# Baseball  Regression Modeling Model Selection Using L1

## Learning Objectives

Run a basic regression using L1 regularization to conduct variable selection
    * run a simple OLS
    * analyze output
    * run L1 regression and identify best regularization parameter
    * interpret model parameters

## Imports

In [None]:
import pandas as pd
import statsmodels.api as sms
import sklearn.linear_model as lm

In [None]:
%matplotlib inline

## Get Data and Subset Data

In [None]:
# retrieve csv file and store to dataframe
df = pd.read_csv('../data/baseball_data.csv')

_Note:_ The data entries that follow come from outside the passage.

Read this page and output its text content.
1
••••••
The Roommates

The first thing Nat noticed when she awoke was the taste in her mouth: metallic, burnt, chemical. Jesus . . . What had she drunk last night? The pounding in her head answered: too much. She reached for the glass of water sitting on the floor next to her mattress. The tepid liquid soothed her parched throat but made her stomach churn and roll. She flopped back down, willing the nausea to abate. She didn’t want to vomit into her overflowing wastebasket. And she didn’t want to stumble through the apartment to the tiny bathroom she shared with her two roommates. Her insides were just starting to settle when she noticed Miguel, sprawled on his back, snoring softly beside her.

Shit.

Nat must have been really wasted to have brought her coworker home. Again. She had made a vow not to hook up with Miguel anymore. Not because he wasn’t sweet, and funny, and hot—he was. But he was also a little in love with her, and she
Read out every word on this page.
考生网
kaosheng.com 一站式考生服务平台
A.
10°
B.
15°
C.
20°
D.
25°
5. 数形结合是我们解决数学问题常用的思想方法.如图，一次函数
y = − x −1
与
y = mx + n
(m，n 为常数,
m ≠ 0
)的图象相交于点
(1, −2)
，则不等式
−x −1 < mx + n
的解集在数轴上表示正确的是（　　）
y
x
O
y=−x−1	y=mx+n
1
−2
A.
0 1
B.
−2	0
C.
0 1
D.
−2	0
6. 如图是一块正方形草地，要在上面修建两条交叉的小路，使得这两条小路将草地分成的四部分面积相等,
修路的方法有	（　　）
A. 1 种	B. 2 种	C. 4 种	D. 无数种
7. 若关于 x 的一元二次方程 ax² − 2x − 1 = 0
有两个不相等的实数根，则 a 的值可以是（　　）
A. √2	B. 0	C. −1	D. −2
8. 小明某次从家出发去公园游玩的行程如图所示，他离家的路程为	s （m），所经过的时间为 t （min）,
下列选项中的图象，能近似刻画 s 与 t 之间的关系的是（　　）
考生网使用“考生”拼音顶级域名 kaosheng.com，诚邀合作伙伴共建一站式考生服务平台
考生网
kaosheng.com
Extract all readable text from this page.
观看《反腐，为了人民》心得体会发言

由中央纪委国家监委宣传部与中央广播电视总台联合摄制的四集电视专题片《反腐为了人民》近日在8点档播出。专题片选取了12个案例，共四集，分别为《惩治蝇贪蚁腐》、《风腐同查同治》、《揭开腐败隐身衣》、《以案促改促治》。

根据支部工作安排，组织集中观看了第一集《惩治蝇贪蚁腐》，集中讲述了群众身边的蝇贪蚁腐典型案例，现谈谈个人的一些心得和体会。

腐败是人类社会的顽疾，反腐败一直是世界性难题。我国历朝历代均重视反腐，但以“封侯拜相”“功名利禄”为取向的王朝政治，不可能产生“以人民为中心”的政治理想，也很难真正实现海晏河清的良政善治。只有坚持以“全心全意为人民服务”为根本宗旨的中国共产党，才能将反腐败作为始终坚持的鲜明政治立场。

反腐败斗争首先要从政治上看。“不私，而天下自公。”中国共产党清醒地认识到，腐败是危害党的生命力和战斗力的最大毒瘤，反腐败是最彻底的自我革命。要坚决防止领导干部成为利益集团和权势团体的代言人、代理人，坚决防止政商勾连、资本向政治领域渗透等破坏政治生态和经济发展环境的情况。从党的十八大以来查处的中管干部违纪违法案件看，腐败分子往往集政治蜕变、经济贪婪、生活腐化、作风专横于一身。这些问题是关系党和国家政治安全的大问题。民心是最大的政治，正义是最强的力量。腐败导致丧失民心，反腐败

# subset the dataframe removing rows with NULL values
bix = df.notnull().all(axis=1)
df = df[bix]

## A First Regression Model Using All Variables

The hope here is that we can get a batch look at how the variables relate to the target. This unfortunately fails due to tight correlations within the covariates.

In [None]:
model = sms.OLS(df.salary_in_thousands_of_dollars, sms.add_constant(df.iloc[:, 1:]))

Notes:
    * we acheive a fairly high R2 right off the bat with this approach .86
    * a couple of variables are significant or nearly so
        - on_base_percentage
        - number_of_runs
        - number_of_runs_batted_in
        - number_of_strike_outs
        - number_of_stolen_bases
        - indicator_of_free_agency_eligibility
        - indicator_of_free_agent_in_1991_1992
        - indicator_of_arbitration_eligibility
        - indicator_of_arbitration_in_1991_1992
    * there are a large number of variables, how do we know what should be in the model and what should be out?
    * warning 2 in the printed output below states there may be high multicollinearity (high correlation between covariates)

In [None]:
result = model.fit()

In [None]:
print(result.summary())

## Model Selection Using L1 Regression

Notes:
        * fit L1 penealized model with alpha between 2^-15 and 2^15 
        * this will force an increasing number of the parameters to zero
        * the nonzero variables are the selected variables
        * we choose the model with the minimal aic, bic
        * last we will refit the "best" model and interpret the variables

In [None]:
model = sms.OLS(df.salary_in_thousands_of_dollars, df.iloc[:, 1:])

In [None]:
# declare lists for storage
nums = list()
parmslist = list()

# loop from k = -15 to k = 15 increasing the value of the 
# penalization parameter calculated 2**k
for k in range(-15, 15):
    alpha = 2**k
    
    # fit regression
    reg_results = model.fit_regularized(alpha=alpha)
    
    # get aic and bic
    aic = reg_results.aic
    bic = reg_results.bic
    
    # count the number non zero parameters
    parmct = (reg_results.params > 0).sum()
    
    # get rsqrd
    rsqr = reg_results.rsquared
    
    # collect the list of nonzero parameters
    parms = reg_results.params[(reg_results.params > 0)].index.tolist()
    
    # store values
    parmslist.append(parms)
    nums.append((alpha, aic, bic, rsqr, parmct))

In [None]:
modelsdf = pd.DataFrame(nums, columns=['alpha', 'aic', 'bic', 'rsqr', 'parmsct'])

In [None]:
modelsdf[['aic', 'bic']].plot()

In [None]:
for lst in parmslist:
    strn = ''
    for item in lst:
        strn += item + ', '
    print (strn)

## Rerun Regression on "Best" Model

Notes:
    * Using the best model from above, we re-fit without L1 regularization.
    * On the first fit below number_of_runs and number_of_walks are not significant so we re-fit after dropping the variables.

##### Model 1

In [None]:
model = sms.OLS(df.salary_in_thousands_of_dollars, 
                sms.add_constant(
                    df[[
                        'number_of_runs', 
                        'number_of_home_runs', 
                        'number_of_runs_batted_in',
                        'number_of_walks',
                        'number_of_stolen_bases',
                        'indicator_of_free_agency_eligibility',
                        'indicator_of_arbitration_eligibility' 
                        ]]))

In [None]:
results = model.fit()

In [None]:
print(results.summary())

##### Model 2

Interpretation:
    * for continuous variables number_runs_batted_in and number_of_stolen_bases we interpret the coefficients as
        - a one unit change in number_of_runs_batted_in corresponds to a 18.7 thousand dollar increase in salary
        - a one unit change in number_of_stolen_bases corresponds to a 11.4 thousand dollar increase in salary
    * for indicator variables we interpret the coefficients as
        - when a person is free agent eligible we see an average 1.33 million increase in salary
        - when a person is arbitration eligible we see an average .87 million increase in salary

In [None]:
model = sms.OLS(df.salary_in_thousands_of_dollars, 
                sms.add_constant(
                    df[[
                        'number_of_runs_batted_in',
                        'number_of_stolen_bases',
                        'indicator_of_free_agency_eligibility',
                        'indicator_of_arbitration_eligibility' 
                        ]]))

In [None]:
results = model.fit()

In [None]:
print(results.summary())